During a hearing held on March 7, the parents' defense attorney Mariell Lehman tried to convince the three-judge panel that the prosecution failed to meet basic standards to charge them with a crime.

“[They] failed to point to a single case in which under this context an individual can be held criminally responsible for the calculated, planned, intentional deliberate acts of another person,” she said.

Judge Michael J. Riordan wanted to know how the Crumbleys could have knowledge of disturbing drawings their son made at school prior to the incident and not have a reaction.

“Certainly a warning sign, wouldn’t you say?” the judge asked Lehmen.

“Not a warning sign he was going to kill four people,” she answered.  

“There were warning signs all over the place,” Judge Christopher P. Yates said. “At the end of the day, aren’t we looking at foreseeability more than anything else?”

Lehman said there were no concerns that the shooter would hurt anyone else and the prevailing thought at the time was that he might hurt himself.

“I will concede that these parents made tremendously bad decisions, but criminal trials are not based on bad decisions,” the attorney concluded.

Oakland County Assistant Prosecutor Joseph Shada acknowledged that charging the parents of a criminal is rare and should be reserved for a special set of circumstances.

Murray challenged Shada by saying no case law supports the situation at hand.

“But there is case law to support it in the general principals,” Shada responded. “They knew he had a fascination with guns.”

Riordan bristled at that characterization.

“There’s nothing wrong with being interested in guns or letting children shoot,” the judge said. “What message are we going to send with this case here?”

“Namely, gross negligence,” Shada replied.

Earlier this month, Oakland County Circuit Court Judge Mary Ellen Brennan dismissed several lawsuits against the Oxford school district and staff members, concluding the school system has governmental immunity from the claims.

Eight victims survived being shot, while three students were pronounced dead the day of the shooting and a fourth victim succumbed to his injuries the next morning.

The first complaint over the shooting came just a month after the tragedy, when Riley Franz, a then-17-year-old who suffered a gunshot wound to the neck, filed a federal lawsuit against the school district.
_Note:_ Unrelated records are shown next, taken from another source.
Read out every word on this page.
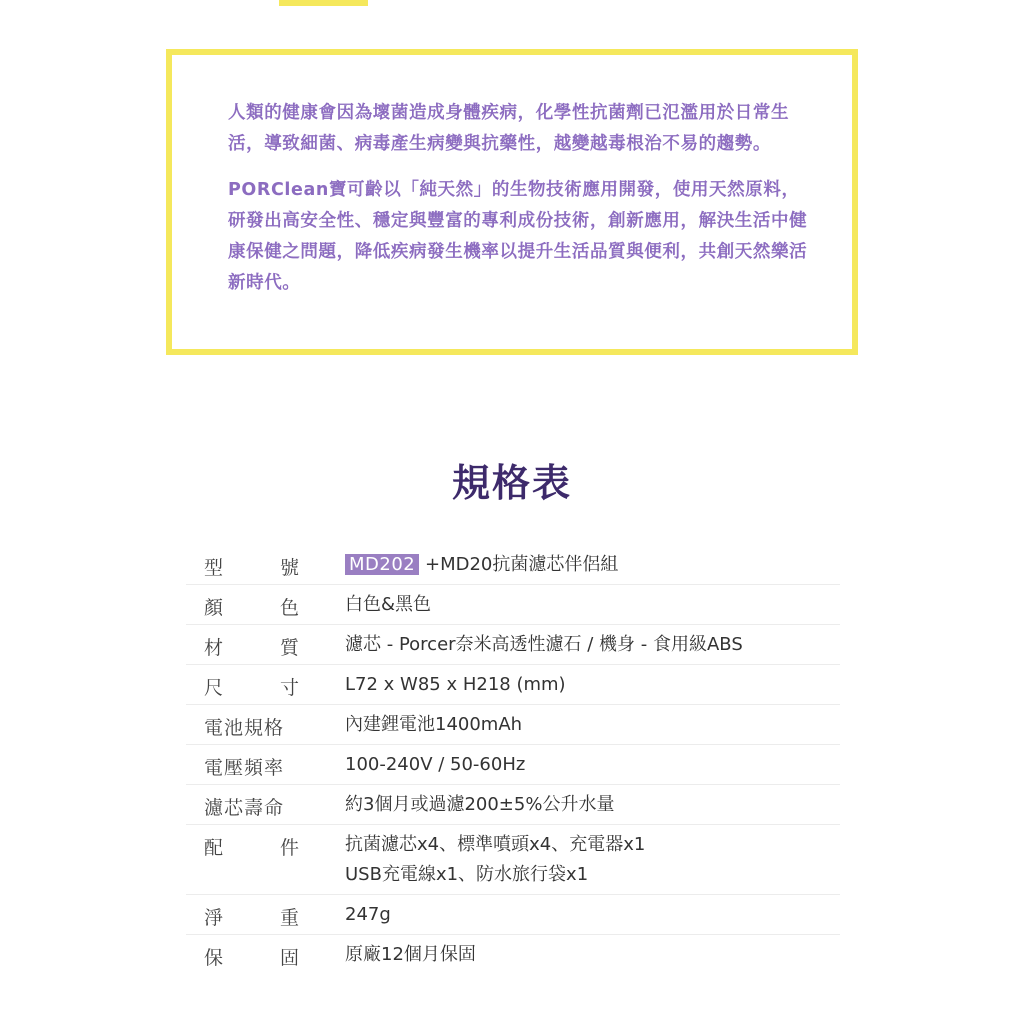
人類的健康會因為壞菌造成身體疾病，化學性抗菌劑已氾濫用於日常生活，導致細菌、病毒產生病變與抗藥性，越變越毒根治不易的趨勢。

PORClean寶可齡以「純天然」的生物技術應用開發，使用天然原料，研發出高安全性、穩定與豐富的專利成份技術，創新應用，解決生活中健康保健之問題，降低疾病發生機率以提升生活品質與便利，共創天然樂活新時代。

規格表
型	號	MD202 +MD20抗菌濾芯伴侶組
顏	色	白色&黑色
材	質	濾芯 - Porcer奈米高透性濾石 / 機身 - 食用級ABS
尺	寸	L72 x W85 x H218 (mm)
電池規格	內建鋰電池1400mAh
電壓頻率	100-240V / 50-60Hz
濾芯壽命	約3個月或過濾200±5%公升水量
配	件	抗菌濾芯x4、標準噴頭x4、充電器x1
USB充電線x1、防水旅行袋x1
淨	重	247g
保	固	原廠12個月保固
Franz's lawsuit alleged school officials should have known something was brewing.

In January 2022, another lawsuit was filed in Oakland County Circuit Court by the family of Tate Myre, a 16-year-old student who was shot and killed during the deadly shooting spree. The now-dismissed complaint accused Oxford teachers and counselors of not doing enough to stop Crumbley from carrying out the rampage even though he exhibited “strange” and “bizarre” behavior.

Recent docket entries for the federal lawsuits against Oxford Schools note that the parties are working towards a settlement.